Notwithstanding that, he recommended that the motion to suppress be denied and about a month later the U.S. District Court Judge ordered that it was denied. U.S. v. Stanton, 2010 WL 2179890 (U.S. District Court for the Middle District of Alabama 2010).
Did a violation of Rule 41 occur? The reason rules set a time limit for executing a search (and seizure) warrant is to ensure that the probable cause they’re based on hasn’t become “stale.” Assume an officer has probable cause to believe a large quantity of drugs are in a house at 234 Brown Street because an informant told him they’d be delivered 10 days ago and when the officer watched the house he saw what he, based on his expertise in drug cases, concluded was a delivery of drugs. The officer got a warrant to search the house the next day but, for various reasons, didn’t search until today . . . 10 days after the presumptive drug delivery.
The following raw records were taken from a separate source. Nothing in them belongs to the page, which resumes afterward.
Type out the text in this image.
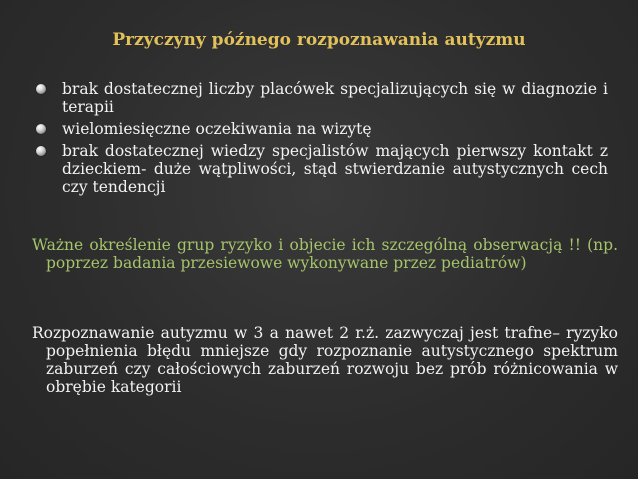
Przyczyny późnego rozpoznawania autyzmu
brak dostatecznej liczby placówek specjalizujących się w diagnozie i terapii
wielomiesięczne oczekiwania na wizytę
brak dostatecznej wiedzy specjalistów mających pierwszy kontakt z dzieckiem- duże wątpliwości, stąd stwierdzanie autystycznych cech czy tendencji
Ważne określenie grup ryzyko i objecie ich szczególną obserwacją !! (np. poprzez badania przesiewowe wykonywane przez pediatrów)
Rozpoznawanie autyzmu w 3 a nawet 2 r.ż. zazwyczaj jest trafne– ryzyko popełnienia błędu mniejsze gdy rozpoznanie autystycznego spektrum zaburzeń czy całościowych zaburzeń rozwoju bez prób różnicowania w obrębie kategorii
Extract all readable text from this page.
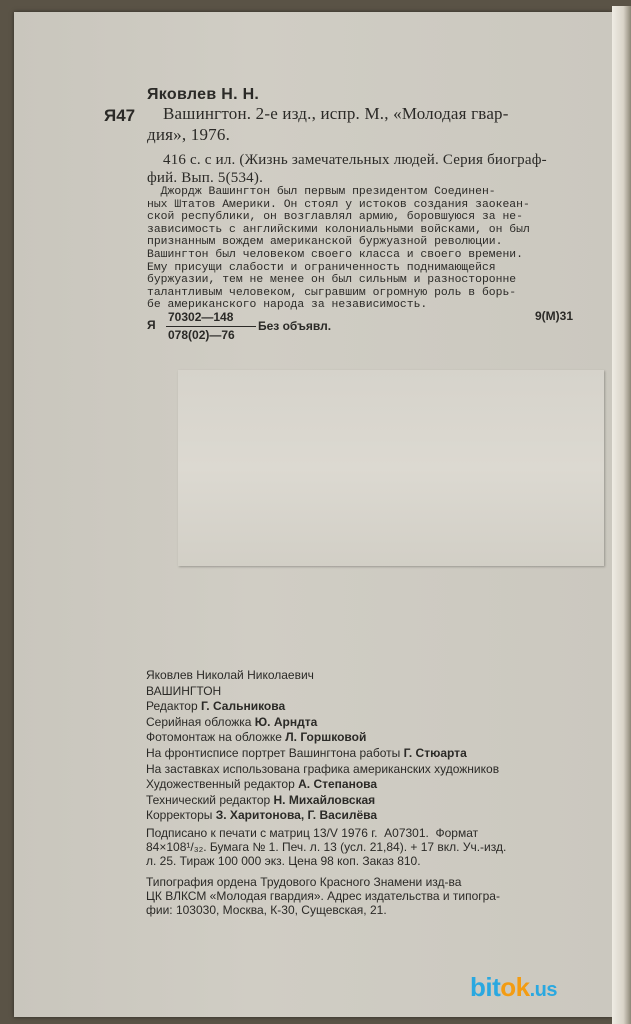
Яковлев Н. Н.
Я47 Вашингтон. 2-е изд., испр. М., «Молодая гвар-
дия», 1976.
416 с. с ил. (Жизнь замечательных людей. Серия биограф-
фий. Вып. 5(534).
Джордж Вашингтон был первым президентом Соединен-
ных Штатов Америки. Он стоял у истоков создания заокеан-
ской республики, он возглавлял армию, боровшуюся за не-
зависимость с английскими колониальными войсками, он был
признанным вождем американской буржуазной революции.
Вашингтон был человеком своего класса и своего времени.
Ему присущи слабости и ограниченность поднимающейся
буржуазии, тем не менее он был сильным и разносторонне
талантливым человеком, сыгравшим огромную роль в борь-
бе американского народа за независимость.
Я
70302—148
078(02)—76
Без объявл.
9(М)31
Яковлев Николай Николаевич
ВАШИНГТОН
Редактор Г. Сальникова
Серийная обложка Ю. Арндта
Фотомонтаж на обложке Л. Горшковой
На фронтисписе портрет Вашингтона работы Г. Стюарта
На заставках использована графика американских художников
Художественный редактор А. Степанова
Технический редактор Н. Михайловская
Корректоры З. Харитонова, Г. Василёва
Подписано к печати с матриц 13/V 1976 г.  А07301.  Формат
84×108¹/₃₂. Бумага № 1. Печ. л. 13 (усл. 21,84). + 17 вкл. Уч.-изд.
л. 25. Тираж 100 000 экз. Цена 98 коп. Заказ 810.
Типография ордена Трудового Красного Знамени изд-ва
ЦК ВЛКСМ «Молодая гвардия». Адрес издательства и типогра-
фии: 103030, Москва, К-30, Сущевская, 21.
bitok.us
If he seized drugs, the person who owned them can move to suppress arguing that the probable cause was stale, i.e., just because you have probable cause to believe drugs are in a given place at one point in time, doesn’t mean you have probable cause to believe they’ll be there later.
Here, the computers and CDs had been seized by state law enforcement agents pursuant to a state warrant. Then a federal agent gets a federal warrant to seize (and search) them but apparently doesn’t execute the seizure until more than 10 days after she got the warrant. The computers and CDs were seized in a timely fashion pursuant to the state warrant, and were in state custody until the federal agent took custody of them pursuant to the federal warrant. What I’m wondering is if the state seizure of the evidence can be considered in deciding whether there was a violation of Rule 41.